В последние годы он устраивал дома по пятницам чаепития, куда дозволялось приходить и без особого приглашения. Что притягивало к нему совершенно незнакомых и разноликих людей? Тхоржевский приводит слова писателя Амфитеатрова: «Мы, взаимно чуждые всюду, здесь свои, <…> — точно студенты разных выпусков на общем университетском празднике…» Полонский «создавал вокруг себя как бы очищающую атмосферу», до конца дней оставаясь светлым и добрым человеком.
5
В 1980-х годах Тхоржевский по заказу московского «Политиздата» написал для серии «Пламенные революционеры» две повести: о Петре Лаврове (1985) и Николае Шелгунове (1989). Не думаю, что писателя так уж привлекли фигуры революционеров-профессионалов, он, безусловно, оставался на стороне безвинно пострадавших. В изображении Петра Лаврова и Николая Шелгунова (кстати, взглядов они были скорее умеренных, чем радикальных) Тхоржевский был объективен и справедлив, но к семейной хронике эти «необязательные» повести никакого касательства не имеют.
А вот мемуара «Шпага за шкафом» — о своем дяде Иване Ивановиче — Тхоржевский не написать не мог.
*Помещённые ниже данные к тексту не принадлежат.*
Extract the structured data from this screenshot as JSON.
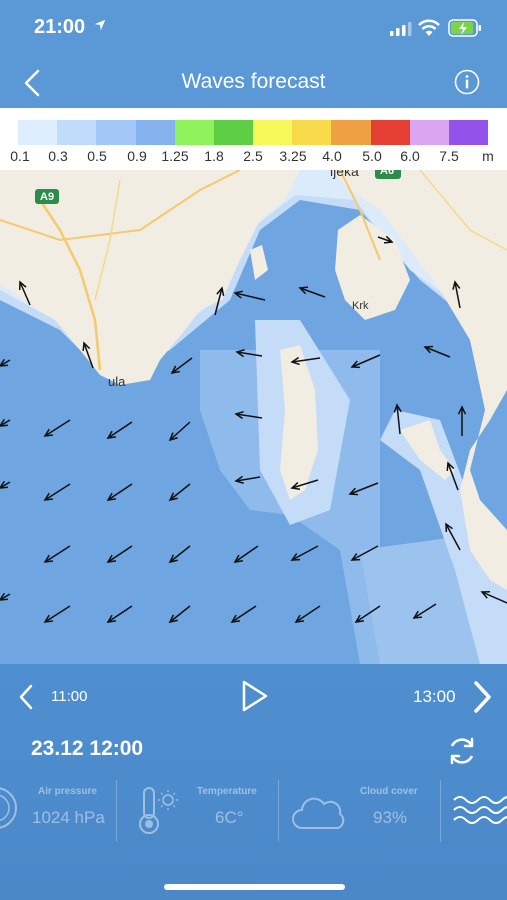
{
  "status": {
    "time": "21:00"
  },
  "nav": {
    "title": "Waves forecast"
  },
  "legend": {
    "colors": [
      "#dceeff",
      "#c0dcfb",
      "#a3c7f6",
      "#85b1ef",
      "#8ef25b",
      "#5ece45",
      "#f7f95a",
      "#f9da4b",
      "#efa043",
      "#e53f33",
      "#dca5f0",
      "#9352ea"
    ],
    "labels": [
      "0.1",
      "0.3",
      "0.5",
      "0.9",
      "1.25",
      "1.8",
      "2.5",
      "3.25",
      "4.0",
      "5.0",
      "6.0",
      "7.5",
      "m"
    ]
  },
  "map": {
    "place_labels": {
      "rijeka": "ijeka",
      "krk": "Krk",
      "pula": "ula",
      "road_a9": "A9",
      "road_a6": "A6"
    }
  },
  "timeline": {
    "prev_time": "11:00",
    "next_time": "13:00",
    "current": "23.12 12:00"
  },
  "stats": [
    {
      "label": "Air pressure",
      "value": "1024 hPa"
    },
    {
      "label": "Temperature",
      "value": "6C°"
    },
    {
      "label": "Cloud cover",
      "value": "93%"
    }
  ]
}
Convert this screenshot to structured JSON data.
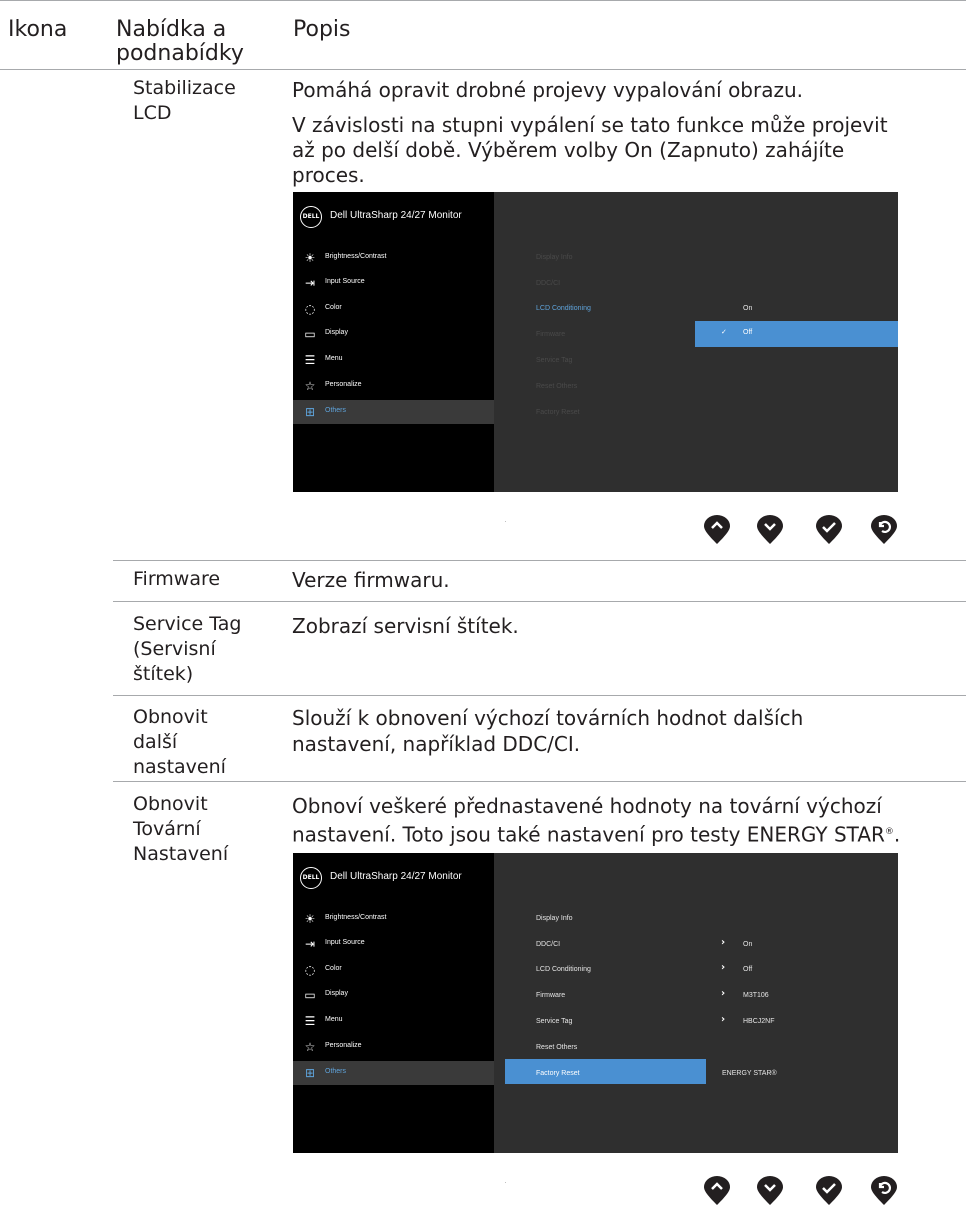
{
  "headers": {
    "icon": "Ikona",
    "menu_line1": "Nabídka a",
    "menu_line2": "podnabídky",
    "description": "Popis"
  },
  "rows": {
    "lcd": {
      "name_line1": "Stabilizace",
      "name_line2": "LCD",
      "desc1": "Pomáhá opravit drobné projevy vypalování obrazu.",
      "desc2_line1": "V závislosti na stupni vypálení se tato funkce může projevit",
      "desc2_line2": "až po delší době. Výběrem volby On (Zapnuto) zahájíte",
      "desc2_line3": "proces."
    },
    "firmware": {
      "name": "Firmware",
      "desc": "Verze firmwaru."
    },
    "service_tag": {
      "name_line1": "Service Tag",
      "name_line2": "(Servisní",
      "name_line3": "štítek)",
      "desc": "Zobrazí servisní štítek."
    },
    "reset_others": {
      "name_line1": "Obnovit",
      "name_line2": "další",
      "name_line3": "nastavení",
      "desc_line1": "Slouží k obnovení výchozí továrních hodnot dalších",
      "desc_line2": "nastavení, například DDC/CI."
    },
    "factory_reset": {
      "name_line1": "Obnovit",
      "name_line2": "Tovární",
      "name_line3": "Nastavení",
      "desc_line1": "Obnoví veškeré přednastavené hodnoty na tovární výchozí",
      "desc_line2": "nastavení. Toto jsou také nastavení pro testy ENERGY STAR",
      "desc_reg": "®",
      "desc_end": "."
    }
  },
  "osd": {
    "logo": "DELL",
    "title": "Dell UltraSharp 24/27 Monitor",
    "menu": [
      "Brightness/Contrast",
      "Input Source",
      "Color",
      "Display",
      "Menu",
      "Personalize",
      "Others"
    ],
    "icons": [
      "brightness-icon",
      "input-source-icon",
      "color-icon",
      "display-icon",
      "menu-icon",
      "personalize-icon",
      "others-icon"
    ],
    "others_items": [
      "Display Info",
      "DDC/CI",
      "LCD Conditioning",
      "Firmware",
      "Service Tag",
      "Reset Others",
      "Factory Reset"
    ],
    "osd1": {
      "option_on": "On",
      "option_off": "Off",
      "check": "✓"
    },
    "osd2": {
      "values": {
        "ddc": "On",
        "lcd": "Off",
        "firmware": "M3T106",
        "service_tag": "HBCJ2NF"
      },
      "energy_star": "ENERGY STAR®"
    },
    "colors": {
      "background": "#2f2f2f",
      "menu_background": "#000000",
      "accent": "#4a90d2",
      "selected_text": "#5fa4dc"
    }
  },
  "controls": [
    "up-button",
    "down-button",
    "ok-button",
    "back-button"
  ]
}
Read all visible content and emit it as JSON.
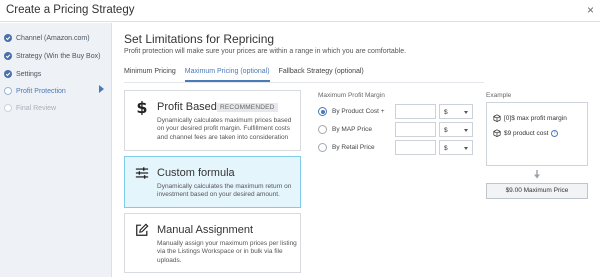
{
  "window": {
    "title": "Create a Pricing Strategy",
    "close_glyph": "×"
  },
  "sidebar": {
    "steps": [
      {
        "label": "Channel (Amazon.com)",
        "state": "done"
      },
      {
        "label": "Strategy (Win the Buy Box)",
        "state": "done"
      },
      {
        "label": "Settings",
        "state": "done"
      },
      {
        "label": "Profit Protection",
        "state": "current"
      },
      {
        "label": "Final Review",
        "state": "pending"
      }
    ]
  },
  "main": {
    "heading": "Set Limitations for Repricing",
    "subtitle": "Profit protection will make sure your prices are within a range in which you are comfortable.",
    "tabs": [
      {
        "label": "Minimum Pricing",
        "active": false
      },
      {
        "label": "Maximum Pricing (optional)",
        "active": true
      },
      {
        "label": "Fallback Strategy (optional)",
        "active": false
      }
    ],
    "options": [
      {
        "icon": "dollar-icon",
        "title": "Profit Based",
        "badge": "RECOMMENDED",
        "description": "Dynamically calculates maximum prices based on your desired profit margin. Fulfillment costs and channel fees are taken into consideration",
        "selected": false
      },
      {
        "icon": "sliders-icon",
        "title": "Custom formula",
        "description": "Dynamically calculates the maximum return on investment based on your desired amount.",
        "selected": true
      },
      {
        "icon": "edit-icon",
        "title": "Manual Assignment",
        "description": "Manually assign your maximum prices per listing via the Listings Workspace or in bulk via file uploads.",
        "selected": false
      }
    ],
    "margin": {
      "label": "Maximum Profit Margin",
      "rows": [
        {
          "label": "By Product Cost +",
          "checked": true,
          "value": "",
          "unit": "$"
        },
        {
          "label": "By MAP Price",
          "checked": false,
          "value": "",
          "unit": "$"
        },
        {
          "label": "By Retail Price",
          "checked": false,
          "value": "",
          "unit": "$"
        }
      ]
    },
    "example": {
      "label": "Example",
      "line1": "[0]$ max profit margin",
      "line2": "$9 product cost",
      "info_glyph": "i",
      "result": "$9.00 Maximum Price"
    }
  },
  "colors": {
    "accent": "#4a7ab8",
    "selected_card_bg": "#e5f5fc",
    "sidebar_bg": "#eef1f5"
  }
}
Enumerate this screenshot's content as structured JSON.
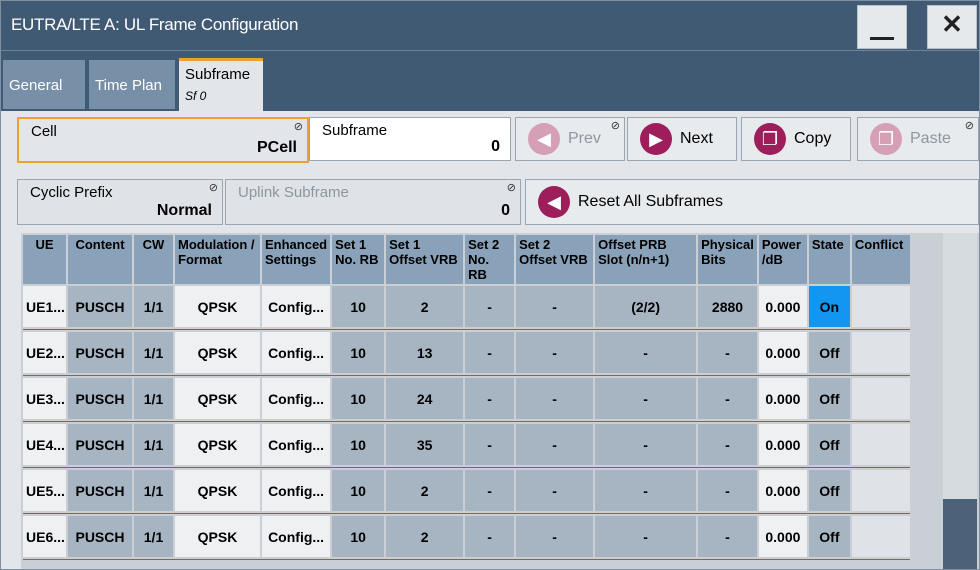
{
  "window": {
    "title": "EUTRA/LTE A: UL Frame Configuration",
    "minimize_glyph": "—",
    "close_glyph": "✕"
  },
  "tabs": [
    {
      "label": "General"
    },
    {
      "label": "Time Plan"
    },
    {
      "label": "Subframe",
      "sub": "Sf 0"
    }
  ],
  "cell": {
    "label": "Cell",
    "value": "PCell"
  },
  "subframe": {
    "label": "Subframe",
    "value": "0"
  },
  "buttons": {
    "prev": "Prev",
    "next": "Next",
    "copy": "Copy",
    "paste": "Paste",
    "reset": "Reset All Subframes"
  },
  "cyclic_prefix": {
    "label": "Cyclic Prefix",
    "value": "Normal"
  },
  "uplink_subframe": {
    "label": "Uplink Subframe",
    "value": "0"
  },
  "table": {
    "headers": [
      "UE",
      "Content",
      "CW",
      "Modulation / Format",
      "Enhanced Settings",
      "Set 1 No. RB",
      "Set 1 Offset VRB",
      "Set 2 No. RB",
      "Set 2 Offset VRB",
      "Offset PRB Slot (n/n+1)",
      "Physical Bits",
      "Power /dB",
      "State",
      "Conflict"
    ],
    "rows": [
      [
        "UE1...",
        "PUSCH",
        "1/1",
        "QPSK",
        "Config...",
        "10",
        "2",
        "-",
        "-",
        "(2/2)",
        "2880",
        "0.000",
        "On",
        ""
      ],
      [
        "UE2...",
        "PUSCH",
        "1/1",
        "QPSK",
        "Config...",
        "10",
        "13",
        "-",
        "-",
        "-",
        "-",
        "0.000",
        "Off",
        ""
      ],
      [
        "UE3...",
        "PUSCH",
        "1/1",
        "QPSK",
        "Config...",
        "10",
        "24",
        "-",
        "-",
        "-",
        "-",
        "0.000",
        "Off",
        ""
      ],
      [
        "UE4...",
        "PUSCH",
        "1/1",
        "QPSK",
        "Config...",
        "10",
        "35",
        "-",
        "-",
        "-",
        "-",
        "0.000",
        "Off",
        ""
      ],
      [
        "UE5...",
        "PUSCH",
        "1/1",
        "QPSK",
        "Config...",
        "10",
        "2",
        "-",
        "-",
        "-",
        "-",
        "0.000",
        "Off",
        ""
      ],
      [
        "UE6...",
        "PUSCH",
        "1/1",
        "QPSK",
        "Config...",
        "10",
        "2",
        "-",
        "-",
        "-",
        "-",
        "0.000",
        "Off",
        ""
      ]
    ]
  },
  "colors": {
    "titlebar": "#415a74",
    "accent": "#f0a030",
    "button_icon": "#9c1f5c",
    "state_on": "#1296f0"
  },
  "icons": {
    "prev": "arrow-left-icon",
    "next": "arrow-right-icon",
    "copy": "copy-icon",
    "paste": "paste-icon",
    "reset": "reset-icon"
  }
}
Дядя Ваня, которого племянник никогда не видел, был старше своего родного брата (отца Сергея Тхоржевского) на пятнадцать лет. Начиналась жизнь обоих братьев, рассказывает Тхоржевский, примерно одинаково: оба с отличием окончили гимназию в Тифлисе, юридический факультет Петербургского университета и были оставлены при университете для подготовки к профессорскому званию. Обоих отличала «наследственная прочная культурность».
«Революцию 1917 года он (И. И. Тхоржевский. — И. К.) ощутил как бездну, причем роковой рубеж увидел в отречении царя. <…> …был убежден, что в России монархия воплощает в себе вековые устои, освещенные исторической традицией. <…> …и считал, что в России крах этой системы может породить только <…> хаос (именно это и произошло!). К Временному правительству отнесся с недоверием и раздражением, а к Октябрьской революции — прямо враждебно».
Когда в конце 1917 года в Петрограде возникла тайная монархическая организация (Правый центр), И. И. Тхоржевский к ней примкнул. «В его квартире на Сергиевской происходили первые собрания этой организации… Не знаю, — рассказывает его племянник, — как он прожил в Петрограде до лета 1919 года, когда выехал тайно в Гельсингфорс. <…> К зиме удалось ему вывезти семью из Петрограда — ночью, с двумя проводниками, жена и дети перешли финскую границу».
Тхоржевский подался было в Париж, но неожиданно поспешил в Крым: ему предложили стать управляющим делами в белом правительстве при армии Врангеля. Однако Крым вместе с поредевшей армией пришлось срочно покинуть и на английском крейсере «Кентавр» отбыть в Константинополь.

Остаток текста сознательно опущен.